L’équipe de Roxana Maracineanu insiste sur le fait qu’il s’agit là d’un document de travail, non encore approuvé par la ministre, qui projette des « perspectives de travail » sur « un modèle qui va être réformé ». Mais les grandes lignes de l’évolution espérée par le gouvernement, à savoir un désengagement de l’Etat dans le fonctionnement du sport français, sont là. Tour d’horizon de ce qui se prépare.
Quand on parle de CTS, de quoi et de qui s’agit-il ?
Qu’ils soient directeurs techniques nationaux, entraîneurs nationaux ou conseillers techniques nationaux et régionaux, les 1 600 CTS garantissent la mise en place des politiques publiques dans le domaine de l’éducation, l’assimilation, la lutte contre le dopage…
Quel est le projet du gouvernement ?
« La réforme que j’engage va vers une plus grande autonomie des fédérations et une plus grande responsabilité des résultats sportifs qu’elles mettent en place, a résumé Roxana Maracineanu, mardi. Mais aussi qu’elles soient responsables des plans de développement des politiques sportives. »

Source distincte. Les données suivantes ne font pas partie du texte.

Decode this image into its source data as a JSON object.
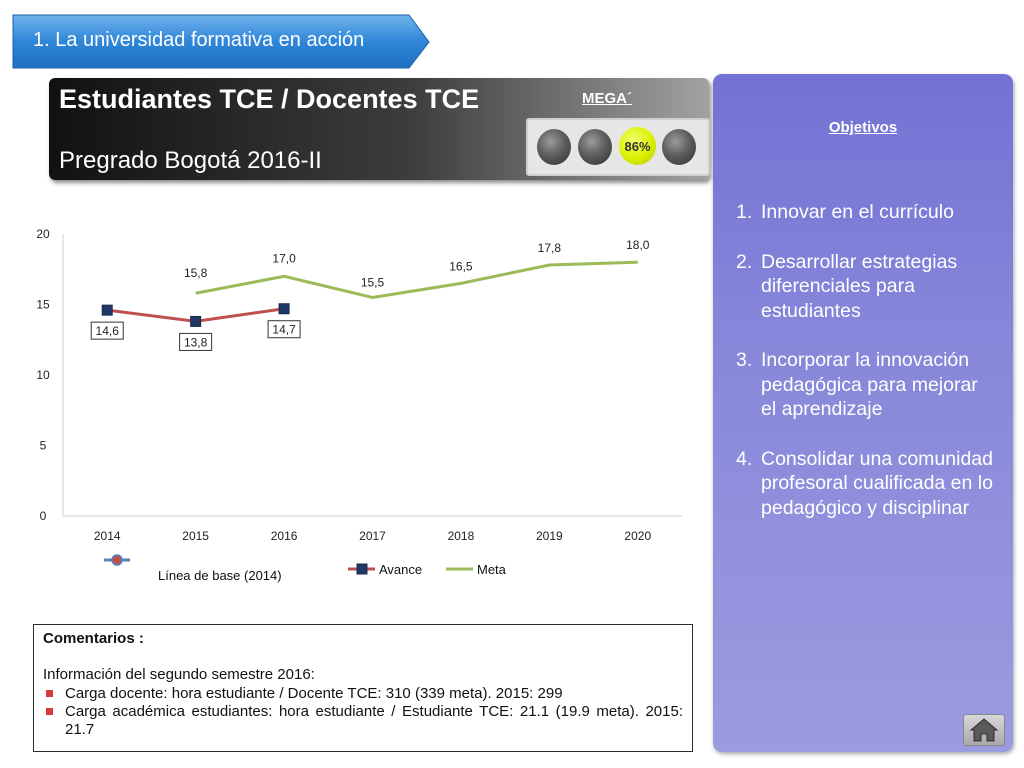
{
  "banner": {
    "label": "1. La universidad formativa en acción"
  },
  "header": {
    "title": "Estudiantes TCE / Docentes TCE",
    "subtitle": "Pregrado Bogotá 2016-II",
    "mega_label": "MEGA´",
    "indicator_value": "86%",
    "indicator_color": "#d9f000",
    "indicator_lights": [
      "gray",
      "gray",
      "yellow",
      "gray"
    ]
  },
  "objectives": {
    "title": "Objetivos",
    "items": [
      {
        "num": "1.",
        "text": "Innovar en el currículo"
      },
      {
        "num": "2.",
        "text": "Desarrollar estrategias diferenciales para estudiantes"
      },
      {
        "num": "3.",
        "text": "Incorporar la innovación pedagógica para mejorar el aprendizaje"
      },
      {
        "num": "4.",
        "text": "Consolidar una comunidad profesoral cualificada en lo pedagógico y disciplinar"
      }
    ],
    "background_color": "#8080d8"
  },
  "chart_data": {
    "type": "line",
    "title": "",
    "xlabel": "",
    "ylabel": "",
    "categories": [
      "2014",
      "2015",
      "2016",
      "2017",
      "2018",
      "2019",
      "2020"
    ],
    "ylim": [
      0,
      20
    ],
    "yticks": [
      "0",
      "5",
      "10",
      "15",
      "20"
    ],
    "grid": false,
    "legend_position": "bottom",
    "series": [
      {
        "name": "Avance",
        "values": [
          14.6,
          13.8,
          14.7,
          null,
          null,
          null,
          null
        ],
        "labels": [
          "14,6",
          "13,8",
          "14,7",
          "",
          "",
          "",
          ""
        ],
        "color": "#c0504d",
        "marker_color": "#1f3864"
      },
      {
        "name": "Meta",
        "values": [
          null,
          15.8,
          17.0,
          15.5,
          16.5,
          17.8,
          18.0
        ],
        "labels": [
          "",
          "15,8",
          "17,0",
          "15,5",
          "16,5",
          "17,8",
          "18,0"
        ],
        "color": "#9bbb59"
      }
    ],
    "legend": [
      {
        "name": "Línea de base (2014)",
        "color": "#4f81bd",
        "marker_color": "#c0504d"
      },
      {
        "name": "Avance",
        "color": "#c0504d",
        "marker_color": "#1f3864"
      },
      {
        "name": "Meta",
        "color": "#9bbb59"
      }
    ]
  },
  "comments": {
    "title": "Comentarios :",
    "intro": "Información del segundo semestre 2016:",
    "bullet_color": "#d43a3a",
    "items": [
      "Carga docente: hora estudiante / Docente TCE: 310 (339 meta). 2015: 299",
      "Carga académica estudiantes: hora estudiante / Estudiante TCE: 21.1 (19.9 meta). 2015: 21.7"
    ]
  },
  "home_icon": "home-icon"
}
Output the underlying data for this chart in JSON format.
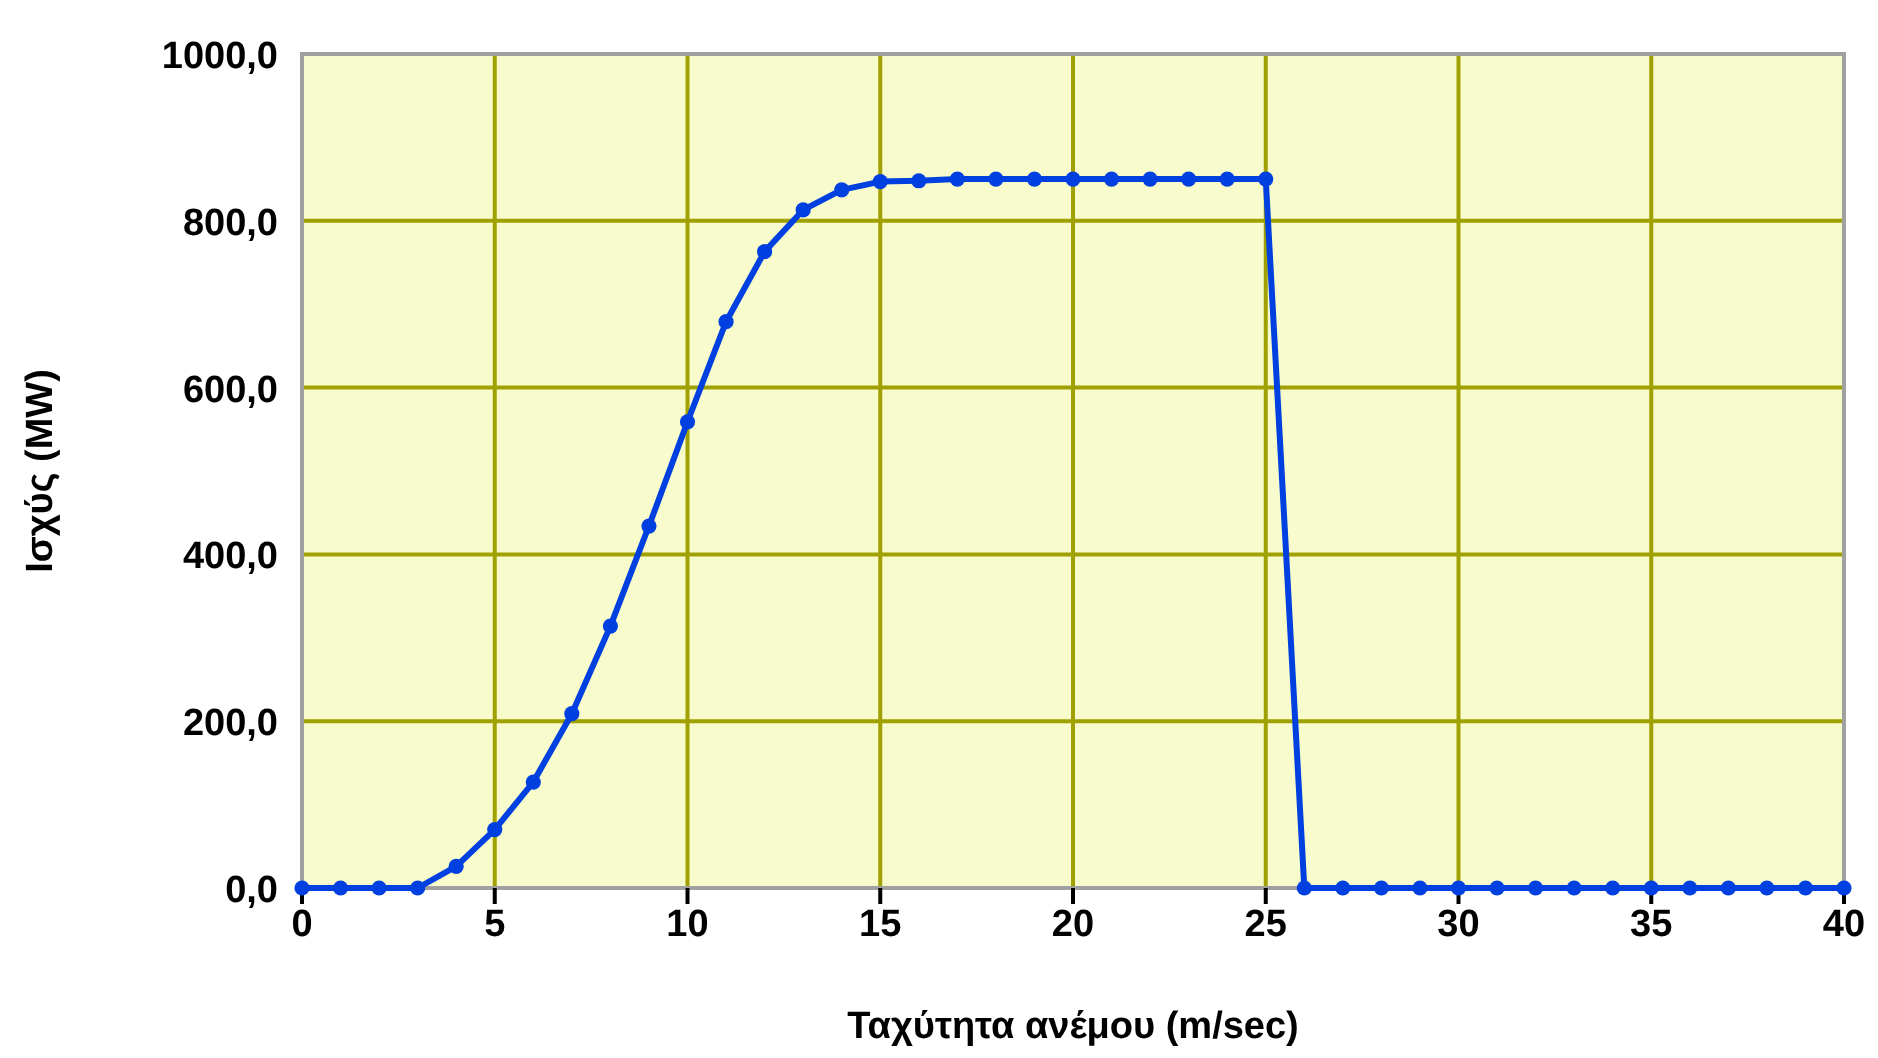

« Ces 1 600 cadres techniques, actuellement fonctionnaires d’État mis à disposition des fédérations gratuitement, on a envie qu’ils deviennent des cadres techniques au service des fédérations », a déclaré Mme Maracineanu. Ils « ne perdront pas leur statut » [de fonctionnaire], insiste-t-on au ministère.
Par contre, en cessant progressivement d’être payés par l’Etat pour le devenir en majorité par les fédérations, les CTS permettront à la ministre de respecter « l’engagement présidentiel de réduire de 50 000 le nombre d’agents publics sur le périmètre de l’Etat et de ses opérateurs », comme le mentionné, à l’été 2018, la lettre de cadrage de Matignon.
Comment le détachement des CTS vers les fédérations va-t-il s’opérer ?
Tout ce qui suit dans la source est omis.